Membre important de l'establishment médical à la fin de l'Ancien Régime, Vicq d'Azyr est l'un de ces rares médecins qui ont, par leur influence plus que par leurs œuvres, sorti l'art de guérir de ses impasses et lui ont ouvert les portes de la modernité.

Étudiant à Caen puis à Paris, où il est formé par Petit et Daubenton à partir de 1765, Vicq d'Azyr devient docteur en 1774 et est élu la même année anatomiste adjoint à l'Académie des sciences. Esprit multiforme, anatomiste et physiologiste autant que vétérinaire, il est vite reconnu dans le milieu très fermé de la grande médecine parisienne.

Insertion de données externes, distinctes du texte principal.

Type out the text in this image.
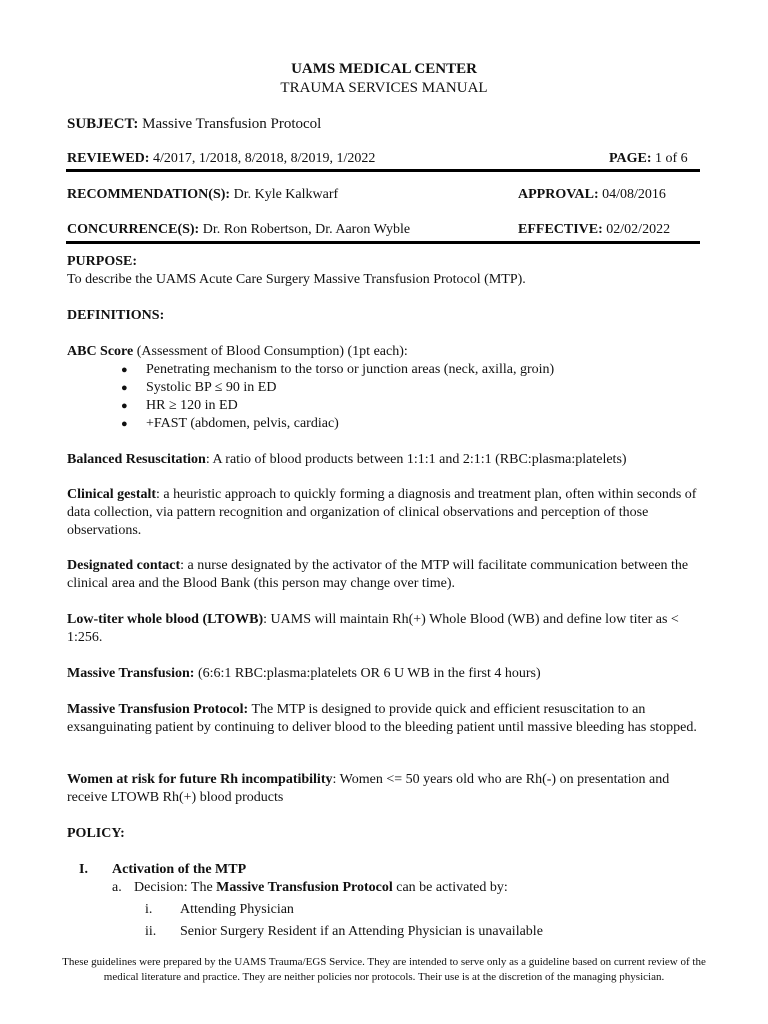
UAMS MEDICAL CENTER
TRAUMA SERVICES MANUAL
SUBJECT: Massive Transfusion Protocol
REVIEWED: 4/2017, 1/2018, 8/2018, 8/2019, 1/2022	PAGE: 1 of 6
RECOMMENDATION(S): Dr. Kyle Kalkwarf	APPROVAL: 04/08/2016
CONCURRENCE(S): Dr. Ron Robertson, Dr. Aaron Wyble	EFFECTIVE: 02/02/2022
PURPOSE:
To describe the UAMS Acute Care Surgery Massive Transfusion Protocol (MTP).
DEFINITIONS:
ABC Score (Assessment of Blood Consumption) (1pt each):
● Penetrating mechanism to the torso or junction areas (neck, axilla, groin)
● Systolic BP ≤ 90 in ED
● HR ≥ 120 in ED
● +FAST (abdomen, pelvis, cardiac)
Balanced Resuscitation: A ratio of blood products between 1:1:1 and 2:1:1 (RBC:plasma:platelets)
Clinical gestalt: a heuristic approach to quickly forming a diagnosis and treatment plan, often within seconds of data collection, via pattern recognition and organization of clinical observations and perception of those observations.
Designated contact: a nurse designated by the activator of the MTP will facilitate communication between the clinical area and the Blood Bank (this person may change over time).
Low-titer whole blood (LTOWB): UAMS will maintain Rh(+) Whole Blood (WB) and define low titer as < 1:256.
Massive Transfusion: (6:6:1 RBC:plasma:platelets OR 6 U WB in the first 4 hours)
Massive Transfusion Protocol: The MTP is designed to provide quick and efficient resuscitation to an exsanguinating patient by continuing to deliver blood to the bleeding patient until massive bleeding has stopped.
Women at risk for future Rh incompatibility: Women <= 50 years old who are Rh(-) on presentation and receive LTOWB Rh(+) blood products
POLICY:
I. Activation of the MTP
a. Decision: The Massive Transfusion Protocol can be activated by:
i. Attending Physician
ii. Senior Surgery Resident if an Attending Physician is unavailable
These guidelines were prepared by the UAMS Trauma/EGS Service. They are intended to serve only as a guideline based on current review of the medical literature and practice. They are neither policies nor protocols. Their use is at the discretion of the managing physician.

En 1775, Turgot le charge ainsi de réduire une épizootie qui sévit dans le Midi, ce dont il s'acquitte avec succès. En 1778, il est nommé secrétaire perpétuel de la Société royale de médecine, dont il a été l'un des fondateurs, deux ans plus tôt : à la tête de cette institution, il s'efforce de diffuser des idées nouvelles sur la santé publique ou l'enseignement médical, prônant le rattachement de la chirurgie à la médecine, contre l'avis de la puissante faculté de médecine de Paris. Sa notoriété va grandissant : professeur au Jardin du roi, membre de l'Académie française, médecin personnel de Marie-Antoinette à partir de 1788, il est élu à l'Assemblée constituante, où il fonde le Comité de salubrité. En 1790, il propose aux législateurs un projet de rénovation de l'enseignement médical. Jamais voté, ce projet a été repris par d'autres médecins éclairés et a très largement inspiré la loi de décembre 1794 créant les écoles de santé, dans lesquelles s'est, en grande partie, accomplie la révolution anatomo-clinique d'où est sortie la médecine moderne.

Vidocq (François Eugène),

aventurier et policier (Arras 1775 - Bruxelles 1857).

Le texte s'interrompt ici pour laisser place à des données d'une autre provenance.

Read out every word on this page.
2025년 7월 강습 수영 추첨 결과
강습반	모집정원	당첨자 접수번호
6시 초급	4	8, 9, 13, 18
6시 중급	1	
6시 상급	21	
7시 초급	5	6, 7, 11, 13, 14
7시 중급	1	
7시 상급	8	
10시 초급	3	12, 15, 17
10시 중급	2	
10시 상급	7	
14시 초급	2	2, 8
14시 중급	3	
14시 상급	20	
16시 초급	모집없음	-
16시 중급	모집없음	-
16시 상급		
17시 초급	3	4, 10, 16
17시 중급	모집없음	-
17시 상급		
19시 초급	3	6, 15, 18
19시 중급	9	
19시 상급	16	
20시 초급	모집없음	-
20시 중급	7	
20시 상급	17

Pendant les guerres révolutionnaires, le jeune Vidocq mène une vie tumultueuse. Il s'engage dans l'armée française puis autrichienne, déserte à plusieurs reprises, exerce une multitude de petits métiers, abandonne sa femme, fraye avec la canaille. En 1796, il est condamné à huit ans de travaux forcés pour escroquerie. Après plusieurs tentatives infructueuses, il parvient à s'évader du bagne de Brest. Repris puis de nouveau en fuite, il finit par se lasser de cette existence rocambolesque. Il offre alors ses services à la police de l'Empire. Comme il connaît parfaitement l'univers interlope des délinquants, la préfecture de police l'engage. Il met sur pied une brigade de sûreté composée en partie de forçats libérés (1811). Son audace et sa finesse de jugement lui ouvrent de multiples succès. Il remet pourtant sa démission en 1827, et fonde une fabrique de papier et carton. Bientôt ruiné, il est de retour à la préfecture de police, en 1832. Ne se contentant plus dès lors de pourchasser avec ses argousins les voleurs ou les forçats en rupture de ban, il se montre tout aussi efficace dans la répression politique, notamment lors de l'insurrection des 5 et 6 juin 1832. Cette collaboration s'achève brutalement : Vidocq est renvoyé à la fin de l'année 1832 pour avoir organisé un vol. Ses Mémoires (1828), dont il n'est pas l'auteur, ont contribué à forger sa sulfureuse réputation.

Vienne (congrès de),

congrès réuni dans la capitale autrichienne de septembre 1814 à juin 1815, avec pour objectifs principaux la réorganisation territoriale de l'Europe et l'établissement d'une paix durable après plus de vingt années de guerre.